Effects of substitution of dietary fish oil with a blend of vegetable oils on liver and peripheral blood leucocyte fatty acid composition, plasma prostaglandin E2 and immune parameters in three strains of Atlantic salmon (Salmo salar)
Citation Petropoulos IK, Thompson K, Morgan AL, Dick JR, Tocher DR & Bell JG (2009) Effects of substitution of dietary fish oil with a blend of vegetable oils on liver and peripheral blood leucocyte fatty acid composition, plasma prostaglandin E2 and immune parameters in three strains of Atlantic salmon (Salmo salar).
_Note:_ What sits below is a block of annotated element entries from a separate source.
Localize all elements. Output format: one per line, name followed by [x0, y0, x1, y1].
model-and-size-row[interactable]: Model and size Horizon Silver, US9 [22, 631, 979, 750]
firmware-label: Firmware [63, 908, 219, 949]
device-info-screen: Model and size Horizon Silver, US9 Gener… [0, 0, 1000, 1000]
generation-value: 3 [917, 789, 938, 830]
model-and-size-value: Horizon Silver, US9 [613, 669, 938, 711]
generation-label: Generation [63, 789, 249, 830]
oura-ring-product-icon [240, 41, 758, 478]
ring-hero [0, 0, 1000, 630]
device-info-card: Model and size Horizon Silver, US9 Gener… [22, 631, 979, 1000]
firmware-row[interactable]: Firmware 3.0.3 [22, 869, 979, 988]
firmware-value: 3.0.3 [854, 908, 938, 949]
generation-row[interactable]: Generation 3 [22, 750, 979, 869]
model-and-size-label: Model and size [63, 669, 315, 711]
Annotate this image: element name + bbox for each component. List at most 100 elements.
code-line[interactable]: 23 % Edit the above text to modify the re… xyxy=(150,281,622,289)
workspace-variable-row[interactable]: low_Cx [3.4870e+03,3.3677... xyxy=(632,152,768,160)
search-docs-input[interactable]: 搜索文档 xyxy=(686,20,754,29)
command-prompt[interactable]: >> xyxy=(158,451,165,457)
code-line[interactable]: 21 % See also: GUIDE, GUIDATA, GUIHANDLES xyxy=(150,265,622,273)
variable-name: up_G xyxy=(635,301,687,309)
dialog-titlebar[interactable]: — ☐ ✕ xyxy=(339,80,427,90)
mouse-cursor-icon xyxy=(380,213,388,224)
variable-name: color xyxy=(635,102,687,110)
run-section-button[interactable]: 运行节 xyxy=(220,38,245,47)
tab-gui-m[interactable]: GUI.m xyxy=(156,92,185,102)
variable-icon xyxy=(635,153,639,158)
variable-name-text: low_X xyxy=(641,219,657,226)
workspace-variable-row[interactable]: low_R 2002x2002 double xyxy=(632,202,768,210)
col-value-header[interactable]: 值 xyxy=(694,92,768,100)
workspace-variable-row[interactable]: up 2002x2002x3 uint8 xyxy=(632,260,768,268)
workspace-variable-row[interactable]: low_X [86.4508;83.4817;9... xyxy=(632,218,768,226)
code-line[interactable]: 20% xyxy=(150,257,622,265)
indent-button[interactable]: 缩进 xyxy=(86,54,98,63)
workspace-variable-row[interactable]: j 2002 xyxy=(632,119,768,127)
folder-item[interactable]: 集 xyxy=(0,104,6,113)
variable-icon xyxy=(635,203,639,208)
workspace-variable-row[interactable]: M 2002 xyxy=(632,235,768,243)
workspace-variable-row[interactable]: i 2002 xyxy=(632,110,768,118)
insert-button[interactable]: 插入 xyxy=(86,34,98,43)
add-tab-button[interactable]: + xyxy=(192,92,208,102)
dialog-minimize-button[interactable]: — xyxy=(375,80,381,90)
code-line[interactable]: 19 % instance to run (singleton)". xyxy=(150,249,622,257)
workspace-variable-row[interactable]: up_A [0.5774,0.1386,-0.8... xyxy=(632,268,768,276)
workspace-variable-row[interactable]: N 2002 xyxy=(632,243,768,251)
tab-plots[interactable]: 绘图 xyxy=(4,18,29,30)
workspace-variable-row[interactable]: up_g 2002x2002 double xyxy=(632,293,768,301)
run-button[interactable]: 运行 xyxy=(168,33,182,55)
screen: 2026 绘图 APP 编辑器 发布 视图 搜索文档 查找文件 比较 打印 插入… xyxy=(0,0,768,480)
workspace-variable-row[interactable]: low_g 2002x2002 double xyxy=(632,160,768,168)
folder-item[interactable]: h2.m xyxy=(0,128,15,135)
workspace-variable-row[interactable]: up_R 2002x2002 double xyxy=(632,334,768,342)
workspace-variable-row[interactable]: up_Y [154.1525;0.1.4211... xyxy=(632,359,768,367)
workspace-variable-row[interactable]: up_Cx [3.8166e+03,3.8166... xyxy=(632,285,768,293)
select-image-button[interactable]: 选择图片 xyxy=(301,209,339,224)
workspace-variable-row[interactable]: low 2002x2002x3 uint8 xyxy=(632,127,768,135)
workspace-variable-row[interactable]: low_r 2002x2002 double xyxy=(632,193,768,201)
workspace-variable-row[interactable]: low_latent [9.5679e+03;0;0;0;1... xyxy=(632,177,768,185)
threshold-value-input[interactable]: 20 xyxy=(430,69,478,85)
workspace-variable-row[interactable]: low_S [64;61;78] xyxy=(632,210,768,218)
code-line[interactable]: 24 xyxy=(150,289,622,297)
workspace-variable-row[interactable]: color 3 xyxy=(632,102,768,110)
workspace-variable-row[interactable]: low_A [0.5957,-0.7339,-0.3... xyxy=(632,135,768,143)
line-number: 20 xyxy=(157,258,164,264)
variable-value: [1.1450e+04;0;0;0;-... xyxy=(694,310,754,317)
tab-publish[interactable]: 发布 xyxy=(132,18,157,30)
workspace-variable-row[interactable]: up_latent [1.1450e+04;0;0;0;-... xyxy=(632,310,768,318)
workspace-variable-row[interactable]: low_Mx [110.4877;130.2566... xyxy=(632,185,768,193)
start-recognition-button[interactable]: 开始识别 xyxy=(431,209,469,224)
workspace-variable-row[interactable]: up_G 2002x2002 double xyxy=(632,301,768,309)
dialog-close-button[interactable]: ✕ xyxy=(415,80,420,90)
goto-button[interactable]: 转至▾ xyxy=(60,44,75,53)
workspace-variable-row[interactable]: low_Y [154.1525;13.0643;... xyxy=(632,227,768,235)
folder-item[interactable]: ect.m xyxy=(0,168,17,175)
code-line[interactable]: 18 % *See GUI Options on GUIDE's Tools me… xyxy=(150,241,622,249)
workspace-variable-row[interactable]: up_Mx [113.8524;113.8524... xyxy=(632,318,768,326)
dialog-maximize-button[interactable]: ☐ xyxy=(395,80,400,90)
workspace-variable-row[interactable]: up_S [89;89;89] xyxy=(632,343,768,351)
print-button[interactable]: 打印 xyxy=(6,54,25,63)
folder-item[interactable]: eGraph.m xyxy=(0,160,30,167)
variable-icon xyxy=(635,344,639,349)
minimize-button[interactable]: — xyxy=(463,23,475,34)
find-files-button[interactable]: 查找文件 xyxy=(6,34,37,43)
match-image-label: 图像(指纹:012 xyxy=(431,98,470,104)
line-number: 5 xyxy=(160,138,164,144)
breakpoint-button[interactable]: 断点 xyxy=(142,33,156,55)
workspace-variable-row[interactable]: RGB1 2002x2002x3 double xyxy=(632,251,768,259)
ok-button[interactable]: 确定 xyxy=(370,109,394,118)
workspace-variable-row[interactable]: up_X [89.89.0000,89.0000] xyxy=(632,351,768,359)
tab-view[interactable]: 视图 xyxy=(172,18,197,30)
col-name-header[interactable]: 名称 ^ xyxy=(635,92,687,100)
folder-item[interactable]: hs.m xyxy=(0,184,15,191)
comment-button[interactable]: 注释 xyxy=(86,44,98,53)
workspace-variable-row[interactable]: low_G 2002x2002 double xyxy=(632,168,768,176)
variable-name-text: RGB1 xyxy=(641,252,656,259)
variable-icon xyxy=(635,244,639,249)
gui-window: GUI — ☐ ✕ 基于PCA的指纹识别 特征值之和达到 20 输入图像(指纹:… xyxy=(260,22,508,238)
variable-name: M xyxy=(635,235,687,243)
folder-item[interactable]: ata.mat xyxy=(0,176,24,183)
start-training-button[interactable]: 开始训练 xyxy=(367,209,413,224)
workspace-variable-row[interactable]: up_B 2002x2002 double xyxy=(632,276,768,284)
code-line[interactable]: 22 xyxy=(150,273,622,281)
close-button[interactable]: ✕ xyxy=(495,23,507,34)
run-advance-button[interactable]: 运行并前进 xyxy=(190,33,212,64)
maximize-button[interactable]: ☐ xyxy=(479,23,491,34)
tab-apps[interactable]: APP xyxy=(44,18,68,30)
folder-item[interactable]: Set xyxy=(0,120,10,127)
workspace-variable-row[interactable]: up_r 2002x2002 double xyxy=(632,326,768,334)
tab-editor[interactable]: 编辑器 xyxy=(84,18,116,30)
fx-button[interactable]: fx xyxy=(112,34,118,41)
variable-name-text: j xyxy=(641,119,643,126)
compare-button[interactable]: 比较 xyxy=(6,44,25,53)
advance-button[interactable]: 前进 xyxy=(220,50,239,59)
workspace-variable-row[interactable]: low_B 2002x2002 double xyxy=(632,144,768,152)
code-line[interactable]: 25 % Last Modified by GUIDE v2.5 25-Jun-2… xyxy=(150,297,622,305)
Aquaculture Nutrition, 15 (6), pp. 596-607. https://doi.org/10.1111/j.1365-2095.2008.00627.x
Abstract Duplicate groups of three genetic strains of Atlantic salmon smolts were cultured on diets containing either fish oil (FO) or a blend of vegetable oils (VO). Fatty acid compositions of liver and peripheral blood leukocytes were compared. The effect of different strains and diets on innate immune parameters and plasma prostaglandin E2 were also measured. Two strains were selected as being either “fat” or “lean” in terms of muscle adiposity. The third strain was a commercial stock (MH). Total replacement of dietary FO with VO resulted in reduced docosahexaenoic (DHA; 22:6n-3) and eicosapentanoic acids (EPA; 20:5n-3) in liver, while oleic (18:1n-9), linoleic (18:2n-6) and α-linolenic (18:3n-3) acids were all increased in VO-fed fish. Fatty acid compositions of blood leucocytes showed similar changes. Evaluation of innate immune function showed that in the fat strain circulating leucocytes were significantly lower in VO fish. The lean strain also had significantly higher serum lysozyme activity than MH fish. Reduced haematocrit was seen in VO lean fish compared to FO lean fish. This study provides evidence of strain-induced differences in liver and leukocyte fatty acid compositions and innate immunity in Atlantic salmon fed either FO or VO-based diets.